Infelizmente essa situação inusitada está afetando drasticamente a vida financeira dos profissionais da Odontologia, considerado que não existe a possibilidade de Home Office, pois, a nossa ferramenta de trabalho é o consultório físico munido de equipamentos necessários ao exercício profissional e que nesse momento está em “quarentena”, visando à diminuição da disseminação do coronavírus.

Enquanto o país estiver em estado de pandemia causado pelo COVID-19, o descumprimento dos decretos municipais que determinam os atendimentos Odontológicos apenas a Urgências e Emergências, podem gerar complicações jurídicas na esfera cível, criminal e perante o Conselho Regional de Odontologia.
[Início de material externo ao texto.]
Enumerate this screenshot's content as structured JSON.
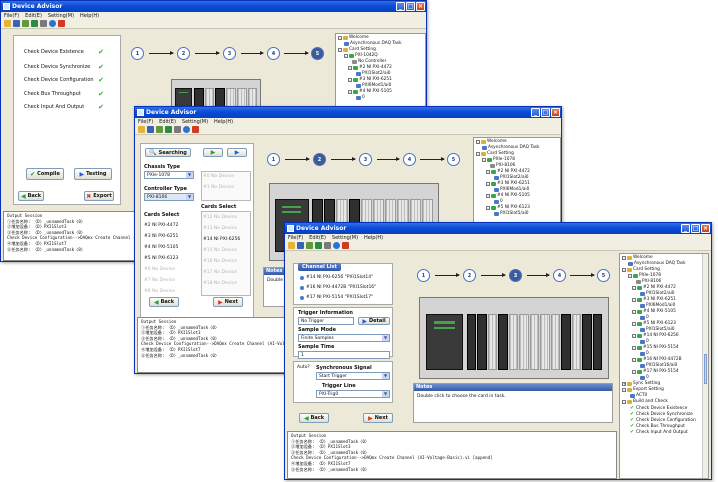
{
  "app": {
    "title": "Device Advisor",
    "menu": [
      "File(F)",
      "Edit(E)",
      "Setting(M)",
      "Help(H)"
    ]
  },
  "icons": {
    "ok": "✔",
    "compile": "✔",
    "testing": "▶",
    "back": "◀",
    "export": "✖",
    "next": "▶",
    "searching": "🔍",
    "arrow": "▶"
  },
  "win1": {
    "checks": [
      "Check Device Existence",
      "Check Device Synchronize",
      "Check Device Configuration",
      "Check Bus Throughput",
      "Check Input And Output"
    ],
    "compile_label": "Compile",
    "testing_label": "Testing",
    "back_label": "Back",
    "export_label": "Export",
    "steps": [
      "1",
      "2",
      "3",
      "4",
      "5"
    ],
    "console": [
      "Output Session",
      "①任务名称: 〈D〉_unnamedTask〈0〉",
      "②增加设备: 〈D〉PXI1Slot3",
      "③任务名称: 〈D〉_unnamedTask〈0〉",
      "Check Device Configuration-->DAQmx Create Channel (AI-Voltage-Basic)",
      "④增加设备: 〈D〉PXI1Slot7",
      "",
      "⑤任务名称: 〈D〉_unnamedTask〈0〉"
    ],
    "tree": [
      "Welcome",
      "Asynchronous DAQ Task",
      "Card Setting",
      "PXI-1042Q",
      "No Controller",
      "#2 NI PXI-4472",
      "PXI1Slot2/ai0",
      "#3 NI PXI-6251",
      "PXI6Mod1/ai0",
      "#4 NI PXI-5105",
      "0"
    ]
  },
  "win2": {
    "searching_label": "Searching",
    "chassis_type_label": "Chassis Type",
    "chassis_type_value": "PXIe-1078",
    "controller_type_label": "Controller Type",
    "controller_type_value": "PXI-8106",
    "cards_select_label": "Cards Select",
    "cards_select_label_right": "Cards Select",
    "left_cards": [
      "#2 NI PXI-4472",
      "#3 NI PXI-6251",
      "#4 NI PXI-5105",
      "#5 NI PXI-6123",
      "#6 No Device",
      "#7 No Device",
      "#8 No Device"
    ],
    "right_controller": [
      "#0 No Device",
      "#1 No Device"
    ],
    "right_cards": [
      "#12 No Device",
      "#13 No Device",
      "#14 NI PXI-6256",
      "#15 No Device",
      "#16 No Device",
      "#17 No Device",
      "#18 No Device"
    ],
    "back_label": "Back",
    "next_label": "Next",
    "steps": [
      "1",
      "2",
      "3",
      "4",
      "5"
    ],
    "notes_label": "Notes",
    "notes_text": "Double click to choose the card in task.",
    "console": [
      "Output Session",
      "①任务名称: 〈D〉_unnamedTask〈0〉",
      "②增加设备: 〈D〉PXI1Slot3",
      "③任务名称: 〈D〉_unnamedTask〈0〉",
      "Check Device Configuration-->DAQmx Create Channel (AI-Voltage-Basic).vi",
      "④增加设备: 〈D〉PXI1Slot7",
      "",
      "⑤任务名称: 〈D〉_unnamedTask〈0〉"
    ],
    "tree": [
      "Welcome",
      "Asynchronous DAQ Task",
      "Card Setting",
      "PXIe-1078",
      "PXI-8106",
      "#2 NI PXI-4472",
      "PXI1Slot2/ai0",
      "#3 NI PXI-6251",
      "PXI6Mod1/ai0",
      "#4 NI PXI-5105",
      "0",
      "#5 NI PXI-6123",
      "PXI1Slot5/ai0"
    ]
  },
  "win3": {
    "channel_list_label": "Channel List",
    "channels": [
      "#14 NI PXI-6256 \"PXI1Slot14\"",
      "#16 NI PXI-4472B \"PXI1Slot16\"",
      "#17 NI PXI-5154 \"PXI1Slot17\""
    ],
    "trigger_info_label": "Trigger Information",
    "trigger_value": "No Trigger",
    "detail_label": "Detail",
    "sample_mode_label": "Sample Mode",
    "sample_mode_value": "Finite Samples",
    "sample_time_label": "Sample Time",
    "sample_time_value": "1",
    "auto_label": "Auto?",
    "sync_signal_label": "Synchronous Signal",
    "sync_signal_value": "Start Trigger",
    "trigger_line_label": "Trigger Line",
    "trigger_line_value": "PXI-Trig0",
    "back_label": "Back",
    "next_label": "Next",
    "steps": [
      "1",
      "2",
      "3",
      "4",
      "5"
    ],
    "notes_label": "Notes",
    "notes_text": "Double click to choose the card in task.",
    "console": [
      "Output Session",
      "①任务名称: 〈D〉_unnamedTask〈0〉",
      "②增加设备: 〈D〉PXI1Slot3",
      "③任务名称: 〈D〉_unnamedTask〈0〉",
      "Check Device Configuration-->DAQmx Create Channel (AI-Voltage-Basic).vi [append]",
      "④增加设备: 〈D〉PXI1Slot7",
      "",
      "⑤任务名称: 〈D〉_unnamedTask〈0〉"
    ],
    "tree": [
      "Welcome",
      "Asynchronous DAQ Task",
      "Card Setting",
      "PXIe-1078",
      "PXI-8106",
      "#2 NI PXI-4472",
      "PXI1Slot2/ai0",
      "#3 NI PXI-6251",
      "PXI6Mod1/ai0",
      "#4 NI PXI-5105",
      "0",
      "#5 NI PXI-6123",
      "PXI1Slot5/ai0",
      "#14 NI PXI-6256",
      "0",
      "#15 NI PXI-5154",
      "0",
      "#16 NI PXI-4472B",
      "PXI1Slot16/ai0",
      "#17 NI PXI-5154",
      "0",
      "Sync Setting",
      "Export Setting",
      "ACT0",
      "Build and Check",
      "Check Device Existence",
      "Check Device Synchronize",
      "Check Device Configuration",
      "Check Bus Throughput",
      "Check Input And Output"
    ]
  }
}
Portanto, muita calma nessa hora, não existe um documento mágico capaz de abonar uma infração, pois, de acordo com o ordenamento jurídico Brasileiro, ninguém pode
alegar o desconhecimento da Lei para justificar uma conduta ilegal.
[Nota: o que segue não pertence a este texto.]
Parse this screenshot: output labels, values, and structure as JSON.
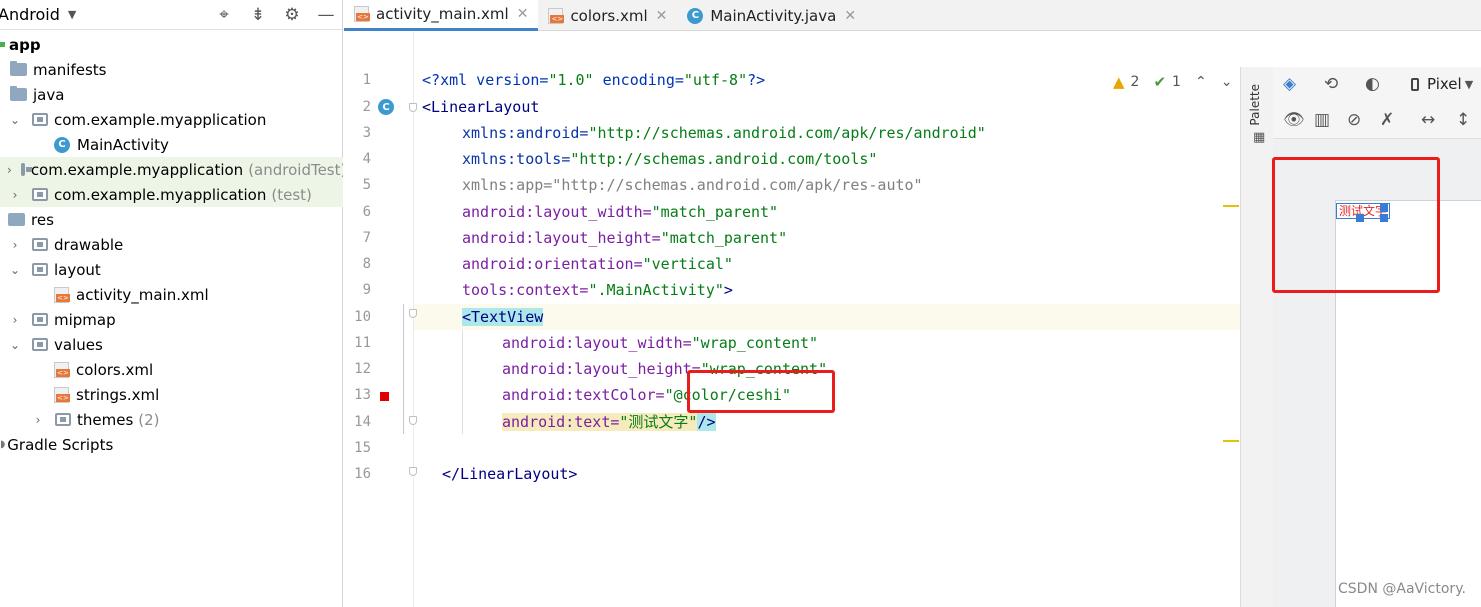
{
  "project_panel": {
    "view_selector": "Android",
    "tree": [
      {
        "label": "app",
        "type": "module",
        "bold": true
      },
      {
        "label": "manifests",
        "type": "folder"
      },
      {
        "label": "java",
        "type": "folder"
      },
      {
        "label": "com.example.myapplication",
        "type": "package",
        "expanded": true
      },
      {
        "label": "MainActivity",
        "type": "class"
      },
      {
        "label": "com.example.myapplication",
        "suffix": "(androidTest)",
        "type": "package"
      },
      {
        "label": "com.example.myapplication",
        "suffix": "(test)",
        "type": "package"
      },
      {
        "label": "res",
        "type": "folder"
      },
      {
        "label": "drawable",
        "type": "package"
      },
      {
        "label": "layout",
        "type": "package",
        "expanded": true
      },
      {
        "label": "activity_main.xml",
        "type": "xml"
      },
      {
        "label": "mipmap",
        "type": "package"
      },
      {
        "label": "values",
        "type": "package",
        "expanded": true
      },
      {
        "label": "colors.xml",
        "type": "xml"
      },
      {
        "label": "strings.xml",
        "type": "xml"
      },
      {
        "label": "themes",
        "suffix": "(2)",
        "type": "package"
      },
      {
        "label": "Gradle Scripts",
        "type": "gradle"
      }
    ]
  },
  "tabs": [
    {
      "label": "activity_main.xml",
      "active": true,
      "icon": "xml-file-icon"
    },
    {
      "label": "colors.xml",
      "active": false,
      "icon": "xml-file-icon"
    },
    {
      "label": "MainActivity.java",
      "active": false,
      "icon": "class-icon"
    }
  ],
  "editor": {
    "line_numbers": [
      "1",
      "2",
      "3",
      "4",
      "5",
      "6",
      "7",
      "8",
      "9",
      "10",
      "11",
      "12",
      "13",
      "14",
      "15",
      "16"
    ],
    "inspections": {
      "warnings": "2",
      "weak_warnings": "1"
    },
    "lines": {
      "l1": {
        "a": "<?",
        "b": "xml version=",
        "c": "\"1.0\"",
        "d": " encoding=",
        "e": "\"utf-8\"",
        "f": "?>"
      },
      "l2": {
        "a": "<LinearLayout"
      },
      "l3": {
        "a": "xmlns:android=",
        "b": "\"http://schemas.android.com/apk/res/android\""
      },
      "l4": {
        "a": "xmlns:tools=",
        "b": "\"http://schemas.android.com/tools\""
      },
      "l5": {
        "a": "xmlns:app=\"http://schemas.android.com/apk/res-auto\""
      },
      "l6": {
        "a": "android:layout_width=",
        "b": "\"match_parent\""
      },
      "l7": {
        "a": "android:layout_height=",
        "b": "\"match_parent\""
      },
      "l8": {
        "a": "android:orientation=",
        "b": "\"vertical\""
      },
      "l9": {
        "a": "tools:context=",
        "b": "\".MainActivity\"",
        "c": ">"
      },
      "l10": {
        "a": "<TextView"
      },
      "l11": {
        "a": "android:layout_width=",
        "b": "\"wrap_content\""
      },
      "l12": {
        "a": "android:layout_height=",
        "b": "\"wrap_content\""
      },
      "l13": {
        "a": "android:textColor=",
        "b": "\"@color/ceshi\""
      },
      "l14": {
        "a": "android:text=",
        "b": "\"测试文字\"",
        "c": "/>"
      },
      "l16": {
        "a": "</LinearLayout>"
      }
    }
  },
  "design_panel": {
    "palette_label": "Palette",
    "device": "Pixel",
    "preview_text": "测试文字",
    "preview_text_color": "#e02828"
  },
  "watermark": "CSDN @AaVictory.",
  "colors": {
    "accent": "#4083c9",
    "highlight_box": "#ea1c1c"
  }
}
O Termo de consentimento Livre e Esclarecido, como o próprio nome já sugere é um documento onde o paciente tem o direito de ser devidamente esclarecido de tudo que envolve o seu tratamento e as suas consequências, enquanto o profissional tem o dever de tornar essas informações objetivas. O documento deve ser personalizado de acordo com cada caso, com uma redação na primeira pessoa do singular e uma linguagem clara que permita o paciente entender o procedimento e suas consequências. Os termos científicos, quando necessários, precisam ser acompanhados de seu significado em linguagem acessível. Enfim, o TCLE não deve ser dúbio, nem tão pouco formatado pelo profissional no intuito de se eximir de possíveis eventos de insucessos.

É importante lembrar que o consentimento deve ser livre, esclarecido, renovável e revogável. O paciente deve tomar decisões sem sofrer qualquer tipo de coação ou ser vítima de simulações ou práticas enganosas, que intervenham na livre
manifestação da vontade pessoal.

Por fim, dez dicas para um TCLE dentro dos padrões mínimos de exigências éticas e legais para o momento atual:

  1. Qualificação do paciente/responsável legal;
  2. Qualificação do profissional;
  3. Linguagem clara e acessível;
  4. Procedimentos e terapêuticas que serão utilizados;
  5. Objetivos e justificativas;
  6. Desconfortos e possíveis riscos;
  7. Métodos e alternativas existentes;
  8. Contra indicações;
  9. Benefícios e resultados esperados;
  10. Consentimento, autorização por escrito.

REFERENCIAS:

1. Conselho Federal de Odontologia. Disponível em http://website.cfo.org.br/cfo-apresenta- orientacoes-para-avaliar-urgencia-e-emergencia-odontologica-frente-ao-coronavirus/ Acesso em: 02.04.2020

2. COSTA, Sérgio Ibiapina Ferreira; GARRAFA, Volnei; OSELKA, Gabriel Wolf. Iniciação à bioética. [S.l: s.n.], 1998.